Fertilizing Red Hot Poker
Typically, Red Hot Poker plants do not require additional fertilizer for successful growth. In the spring, when new growth appears, the plant will appreciate a light application of fertilizer. Avoid getting fertilizer on the foliage or crown of the plant as this can cause burn injuries. Water well after applying fertilizer. An organic mulch will work as well. The organic mulch will break down and add nutrients to the soil.
Pruning Red Hot Poker
Cutting back a Red Hot Poker’s tall stalks after blooming is not recommended. Allowing the foliage to remain all season long helps the plant to store food for the winter. However, you can cut off the spent blooms after they fade. Deadheading during the growing season encourages continuous blooming. Fresh blooms can be cut at any time to enjoy in floral arrangements. In early spring, the old foliage can be cut back 3 inches to clean up the plant and prepare the plant for new growth.
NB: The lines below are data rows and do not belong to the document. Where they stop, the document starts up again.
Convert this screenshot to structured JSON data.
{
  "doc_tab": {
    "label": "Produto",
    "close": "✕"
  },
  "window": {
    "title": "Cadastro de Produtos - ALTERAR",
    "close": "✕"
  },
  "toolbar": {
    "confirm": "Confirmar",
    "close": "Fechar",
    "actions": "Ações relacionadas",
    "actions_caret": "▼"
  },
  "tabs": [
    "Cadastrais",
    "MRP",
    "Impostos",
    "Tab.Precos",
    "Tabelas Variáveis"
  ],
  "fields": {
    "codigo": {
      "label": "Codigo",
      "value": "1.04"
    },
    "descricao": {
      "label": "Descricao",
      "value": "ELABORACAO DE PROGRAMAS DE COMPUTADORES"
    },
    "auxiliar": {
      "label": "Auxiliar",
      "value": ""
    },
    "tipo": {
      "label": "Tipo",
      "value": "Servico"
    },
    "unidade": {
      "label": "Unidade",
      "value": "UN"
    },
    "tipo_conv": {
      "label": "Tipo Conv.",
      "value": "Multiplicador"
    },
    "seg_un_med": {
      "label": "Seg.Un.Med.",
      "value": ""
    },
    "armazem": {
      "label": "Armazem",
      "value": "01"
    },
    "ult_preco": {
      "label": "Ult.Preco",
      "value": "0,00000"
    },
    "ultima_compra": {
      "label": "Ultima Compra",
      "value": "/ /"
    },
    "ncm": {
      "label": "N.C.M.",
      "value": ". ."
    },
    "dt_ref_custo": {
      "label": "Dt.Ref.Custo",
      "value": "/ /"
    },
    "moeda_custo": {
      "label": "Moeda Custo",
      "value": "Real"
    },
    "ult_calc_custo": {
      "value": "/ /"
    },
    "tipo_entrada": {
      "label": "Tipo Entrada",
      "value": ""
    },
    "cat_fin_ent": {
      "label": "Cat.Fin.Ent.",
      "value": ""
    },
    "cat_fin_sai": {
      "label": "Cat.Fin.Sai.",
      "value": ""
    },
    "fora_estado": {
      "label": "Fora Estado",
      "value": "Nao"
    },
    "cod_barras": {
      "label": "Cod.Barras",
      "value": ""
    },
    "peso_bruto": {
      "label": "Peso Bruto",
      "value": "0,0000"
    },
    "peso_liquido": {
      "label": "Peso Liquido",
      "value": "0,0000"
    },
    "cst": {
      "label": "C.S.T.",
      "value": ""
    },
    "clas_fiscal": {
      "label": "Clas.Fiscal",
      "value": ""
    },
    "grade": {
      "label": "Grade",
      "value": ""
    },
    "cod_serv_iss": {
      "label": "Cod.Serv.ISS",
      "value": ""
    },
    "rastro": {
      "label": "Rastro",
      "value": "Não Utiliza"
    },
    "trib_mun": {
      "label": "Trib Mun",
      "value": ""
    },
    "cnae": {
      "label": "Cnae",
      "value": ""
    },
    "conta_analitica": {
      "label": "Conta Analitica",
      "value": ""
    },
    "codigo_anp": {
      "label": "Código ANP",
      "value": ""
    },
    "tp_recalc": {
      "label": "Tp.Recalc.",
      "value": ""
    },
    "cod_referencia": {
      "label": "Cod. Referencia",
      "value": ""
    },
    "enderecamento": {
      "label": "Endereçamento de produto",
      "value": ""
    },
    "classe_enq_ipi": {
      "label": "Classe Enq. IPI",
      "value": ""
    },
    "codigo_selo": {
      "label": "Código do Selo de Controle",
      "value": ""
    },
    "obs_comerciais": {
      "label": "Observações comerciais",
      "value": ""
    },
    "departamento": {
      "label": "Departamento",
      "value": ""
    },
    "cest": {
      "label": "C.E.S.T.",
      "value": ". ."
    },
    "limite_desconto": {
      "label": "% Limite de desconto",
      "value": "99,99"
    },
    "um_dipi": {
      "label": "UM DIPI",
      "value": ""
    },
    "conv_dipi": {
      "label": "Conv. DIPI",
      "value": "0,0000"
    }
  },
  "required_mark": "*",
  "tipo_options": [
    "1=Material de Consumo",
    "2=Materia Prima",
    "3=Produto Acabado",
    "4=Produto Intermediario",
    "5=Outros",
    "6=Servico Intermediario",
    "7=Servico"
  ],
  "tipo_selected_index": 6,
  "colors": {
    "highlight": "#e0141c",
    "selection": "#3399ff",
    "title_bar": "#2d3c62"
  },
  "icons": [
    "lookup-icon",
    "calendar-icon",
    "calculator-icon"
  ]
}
Caring For Red Hot Poker in Pots
Typically, Red Hot Poker plants are not recommended for use in a container due to the fact that mature plants can measure 2-3 feet across. If you are still thinking about Kniphofia for a container, select a dwarf variety. They will grow if given the right conditions. Plant in a container with drainage holes as the plant likes well-drained soil. Place the pot in full sun water regularly. Prior to the first freeze, you can move the container indoors and enjoy it as a houseplant over the winter.
Winter Care for Red Hot Poker
As winter weather approaches, it is best to leave the foliage and stalks of Red Hot Poker intact. The leaves will continue to feed the plant over winter. In some growing zones, this plant can be sensitive to the cold temperatures. Gather the leaves and tie them to the crown of the plant. This will prevent the main crown of the plant from getting too wet and too frozen. In the spring, after the threat of frost is over, remove the tie and trim the plants to prepare for new growth.
Red Hot Poker Plants For Sale
Common Red Hot Poker Care Questions
Are Red Hot Pokers Invasive?
Red Hot Pokers are considered invasive in some Pacific Coast states and can be a problem if they're not kept in check. They are spread by rhizomes and can be aggressive spreaders in other areas where the conditions are optimal.
Does Red Hot Poker Annual Or Perennial?
Red hot pokers are perennials and come back each year.
Do Salvias Like Sun Or Shade?
Salvias, as a general rule, prefer full sun conditions, but there are a few that will thrive in filtered or dappled sunshine.